ProxyNotShell not addressed
Unfortunately, Microsoft has not yet patched two actively exploited zero-day vulnerabilities, dubbed “ProxyNotShell” (CVE-2022-41040 and CVE-2022-41082 released September 30, 2022).
“In these attacks, CVE-2022-41040 can enable an authenticated attacker to remotely trigger CVE-2022-41082. It should be noted that authenticated access to the vulnerable Exchange Server is necessary to successfully exploit either vulnerability,” Microsoft wrote in a blog post.
Microsoft is aware of exploits against the zero-days affecting Microsoft Exchange Server 2013, Exchange Server 2016, and Exchange Server 2019.
CISA also confirmed these zero-days were also under limited targeted attacks in the wild, as reported earlier this month.
Zero-days
Microsoft fixed two (2) zero-day vulnerabilities:
- CVE-2022-41033: Windows COM+ Event System Service Elevation of Privilege (EoP) Vulnerability (CVSS 7.8)
- CVE-2022-41043: Microsoft Office Information Disclosure Vulnerability (CVSS 3.3)
The most severe of the zero-days (CVE-2022-41033) could allow an attacker who successfully exploited this vulnerability to gain SYSTEM privileges.
Critical RCE vulnerabilities
Microsoft addressed nine (9) Critical Remote Code Execution (RCE) vulnerabilities (with CVSS scores):
- CVE-2022-22035: Windows Point-to-Point Tunneling Protocol Remote Code Execution Vulnerability (CVSS 7.8)
- CVE-2022-24504: Windows Point-to-Point Tunneling Protocol Remote Code Execution Vulnerability (CVSS 8.1)
- CVE-2022-30198: Windows Point-to-Point Tunneling Protocol Remote Code Execution Vulnerability (CVSS 8.1)
- CVE-2022-33634: Windows Point-to-Point Tunneling Protocol Remote Code Execution Vulnerability (CVSS 8.1)
- CVE-2022-38000: Windows Point-to-Point Tunneling Protocol Remote Code Execution Vulnerability (CVSS 8.1)
- CVE-2022-38047: Windows Point-to-Point Tunneling Protocol Remote Code Execution Vulnerability (CVSS 8.1)
- CVE-2022-38048: Microsoft Office Remote Code Execution Vulnerability (CVSS 7.8)
- CVE-2022-41038: Microsoft SharePoint Server Remote Code Execution Vulnerability (CVSS 8.1)
- CVE-2022-41081: Windows Point-to-Point Tunneling Protocol Remote Code Execution Vulnerability (CVSS 8.1).
Of the Critical RCEs, only the SharePoint flaw CVE-2022-41038 was listed by Microsoft as “exploitation more likely.”
Critical EoP vulnerabilities
Moreover, Microsoft patched the following three (3) Elevation of Privilege (EoP) vulnerabilities:
- CVE-2022-37968: Azure Arc-enabled Kubernetes cluster Connect Elevation of Privilege Vulnerability (CVSS 10)
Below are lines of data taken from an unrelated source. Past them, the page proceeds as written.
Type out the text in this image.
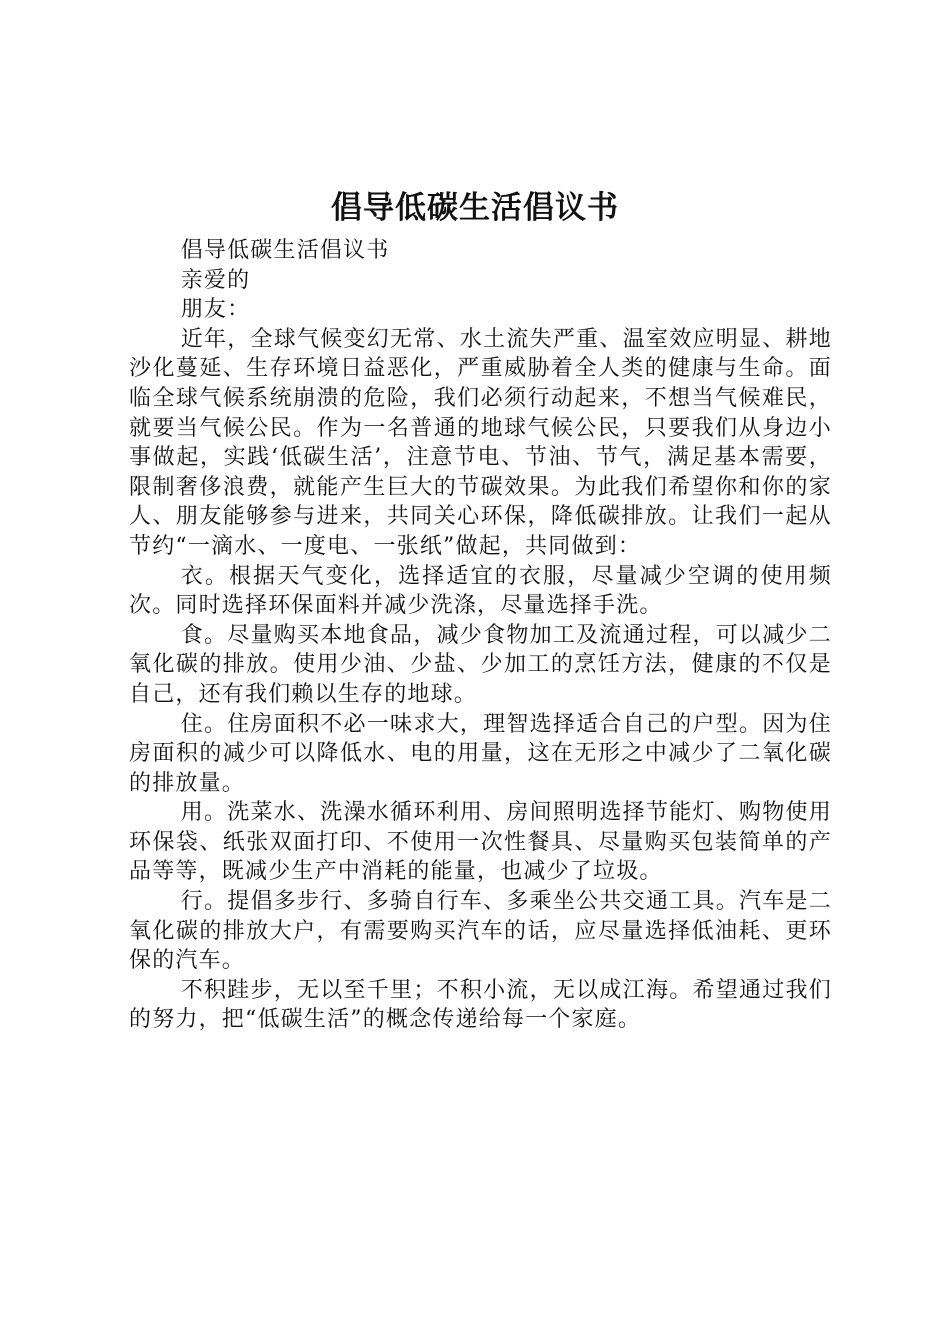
倡导低碳生活倡议书

倡导低碳生活倡议书

亲爱的

朋友：

近年，全球气候变幻无常、水土流失严重、温室效应明显、耕地沙化蔓延、生存环境日益恶化，严重威胁着全人类的健康与生命。面临全球气候系统崩溃的危险，我们必须行动起来，不想当气候难民，就要当气候公民。作为一名普通的地球气候公民，只要我们从身边小事做起，实践‘低碳生活’，注意节电、节油、节气，满足基本需要，限制奢侈浪费，就能产生巨大的节碳效果。为此我们希望你和你的家人、朋友能够参与进来，共同关心环保，降低碳排放。让我们一起从节约“一滴水、一度电、一张纸”做起，共同做到：

衣。根据天气变化，选择适宜的衣服，尽量减少空调的使用频次。同时选择环保面料并减少洗涤，尽量选择手洗。

食。尽量购买本地食品，减少食物加工及流通过程，可以减少二氧化碳的排放。使用少油、少盐、少加工的烹饪方法，健康的不仅是自己，还有我们赖以生存的地球。

住。住房面积不必一味求大，理智选择适合自己的户型。因为住房面积的减少可以降低水、电的用量，这在无形之中减少了二氧化碳的排放量。

用。洗菜水、洗澡水循环利用、房间照明选择节能灯、购物使用环保袋、纸张双面打印、不使用一次性餐具、尽量购买包装简单的产品等等，既减少生产中消耗的能量，也减少了垃圾。

行。提倡多步行、多骑自行车、多乘坐公共交通工具。汽车是二氧化碳的排放大户，有需要购买汽车的话，应尽量选择低油耗、更环保的汽车。

不积跬步，无以至千里；不积小流，无以成江海。希望通过我们的努力，把“低碳生活”的概念传递给每一个家庭。
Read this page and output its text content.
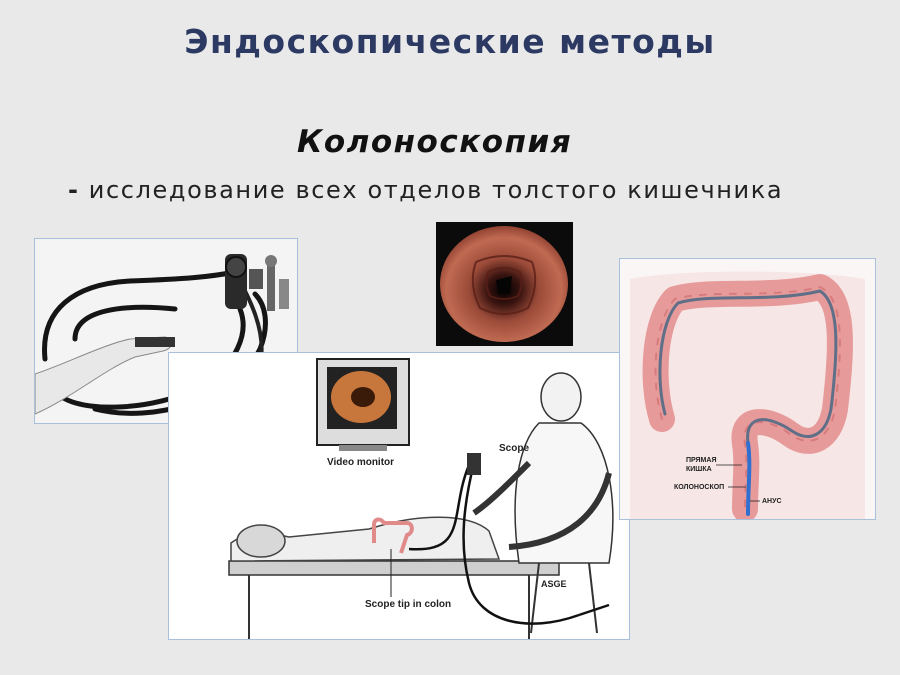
Эндоскопические методы
Колоноскопия
- исследование всех отделов толстого кишечника
Video monitor
Scope tip in colon
Scope
ASGE
ПРЯМАЯ
КИШКА
КОЛОНОСКОП
АНУС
- CVE-2022-37976: Active Directory Certificate Services Elevation of Privilege Vulnerability (CVSS 8.8)
- CVE-2022-37979: Windows Hyper-V Elevation of Privilege Vulnerability (CVSS 7.8).
Regarding EoP CVE-2022-37966, Microsoft warned this vulnerability “could allow an unauthenticated user to elevate their privileges and potentially gain administrative control over the Kubernetes cluster.”
“Additionally, because Azure Stack Edge allows customers to deploy Kubernetes workloads on their devices via Azure Arc, Azure Stack Edge devices are also vulnerable to this vulnerability,” Microsoft added.
Critical Spoofing vulnerability
In addition, Microsoft addressed one Critical Windows CryptoAPI Spoofing Vulnerability CVE-2022-34689 (CVSS 75).
Microsoft also confirmed exploitation of this flaw is “more likely.”
Other vulnerabilities
Finally, Microsoft patched 69 other vulnerabilities rated Important in multiple products. Those issues include Denial of Service, Elevation of Privilege, Information Disclosure, Remote Code Execution, Spoofing, and Security Feature Bypass vulnerabilities.
Readers can review the October 2022 Security Updates Release Notes and also download more vulnerability and patch details via Microsoft’s Security Update Guide.